Why did my champagne peach frosting turn out grainy or separate?
This usually happens if the butter was too cold or the liquid was added too quickly, causing the emulsion to break. To fix it, gently warm a small portion of the frosting (about ¼ cup) in the microwave for 5-10 seconds until just melted, then beat it back into the main batch. For prevention, always use room-temperature butter and add peach puree and champagne one tablespoon at a time, fully incorporating each before adding the next.
Print
Peach Bellini Cupcakes
Ingredients
- 1 ½ cups (190 g) all-purpose flour
- 1 ½ teaspoons baking powder
- ¼ teaspoon salt
- ½ cup (115 g) unsalted butter, room temperature
- 1 cup (200 g) granulated sugar
- 2 large eggs
- ½ cup champagne or sparkling wine
- ¼ cup whole milk
- 1 teaspoon vanilla extract
- ½ cup peach puree (fresh or canned)
- 1 cup (230 g) unsalted butter, room temperature
- 3–4 cups (360–480 g) powdered sugar, sifted
- 3–4 tablespoons peach puree
- 1–2 tablespoons champagne or sparkling wine
- Pinch of salt
- Fresh peach slices
- Candied peach or cherry (optional)
- Sparkling sugar or granulated sugar
Instructions
- Preheat oven to 350°F (175°C). Line a 12-cup muffin pan with cupcake liners.
- Mix dry ingredients: Whisk flour, baking powder, and salt in a bowl.
- Cream butter and sugar until light and fluffy, about 2–3 minutes.
- Add eggs one at a time, beating well after each addition.
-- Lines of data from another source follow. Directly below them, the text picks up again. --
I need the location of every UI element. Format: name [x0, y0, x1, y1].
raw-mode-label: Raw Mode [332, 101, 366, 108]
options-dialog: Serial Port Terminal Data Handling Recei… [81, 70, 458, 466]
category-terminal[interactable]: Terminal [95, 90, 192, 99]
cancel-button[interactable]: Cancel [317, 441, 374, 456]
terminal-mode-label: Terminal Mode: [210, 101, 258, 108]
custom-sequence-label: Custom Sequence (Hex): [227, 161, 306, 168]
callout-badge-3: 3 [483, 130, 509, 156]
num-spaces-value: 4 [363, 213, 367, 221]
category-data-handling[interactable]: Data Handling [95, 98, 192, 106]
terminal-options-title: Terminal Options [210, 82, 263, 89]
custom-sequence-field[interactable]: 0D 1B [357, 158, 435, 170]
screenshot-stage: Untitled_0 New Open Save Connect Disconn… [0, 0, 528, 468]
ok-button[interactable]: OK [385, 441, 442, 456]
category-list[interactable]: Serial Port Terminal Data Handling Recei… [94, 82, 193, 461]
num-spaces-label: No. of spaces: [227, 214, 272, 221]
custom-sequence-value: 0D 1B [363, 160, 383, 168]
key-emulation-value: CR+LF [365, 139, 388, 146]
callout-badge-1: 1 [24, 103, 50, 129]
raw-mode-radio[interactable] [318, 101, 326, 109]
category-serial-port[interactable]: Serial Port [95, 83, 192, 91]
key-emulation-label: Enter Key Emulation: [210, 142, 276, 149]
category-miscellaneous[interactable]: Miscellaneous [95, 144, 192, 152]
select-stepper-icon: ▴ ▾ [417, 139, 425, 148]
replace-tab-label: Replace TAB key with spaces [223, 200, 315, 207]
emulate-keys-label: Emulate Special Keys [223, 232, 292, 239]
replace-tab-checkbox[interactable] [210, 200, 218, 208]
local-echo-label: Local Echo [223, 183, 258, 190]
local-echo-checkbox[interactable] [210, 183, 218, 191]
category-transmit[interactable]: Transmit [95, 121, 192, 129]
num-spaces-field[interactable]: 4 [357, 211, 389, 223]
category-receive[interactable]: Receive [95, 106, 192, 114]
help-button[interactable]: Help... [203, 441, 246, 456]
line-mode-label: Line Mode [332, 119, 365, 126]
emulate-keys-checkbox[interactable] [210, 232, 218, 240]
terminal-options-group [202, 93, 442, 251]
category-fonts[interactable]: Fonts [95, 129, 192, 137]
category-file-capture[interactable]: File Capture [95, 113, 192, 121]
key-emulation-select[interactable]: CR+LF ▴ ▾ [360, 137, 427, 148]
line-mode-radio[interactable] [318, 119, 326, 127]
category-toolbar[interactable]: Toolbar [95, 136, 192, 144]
- Combine champagne, milk, vanilla, and peach puree in a separate bowl.
- Alternate adding dry and wet ingredients to the butter mixture, starting and ending with dry ingredients. Mix until just combined.
- Fill cupcake liners 2/3 full. Bake for 18–20 minutes, or until a toothpick inserted comes out clean. Cool completely.
- Prepare buttercream: Beat butter until smooth. Gradually add powdered sugar, then peach puree, champagne, and salt. Beat until light and fluffy.
- Frost cooled cupcakes with buttercream using a piping bag. Garnish with peach slices and sparkling sugar.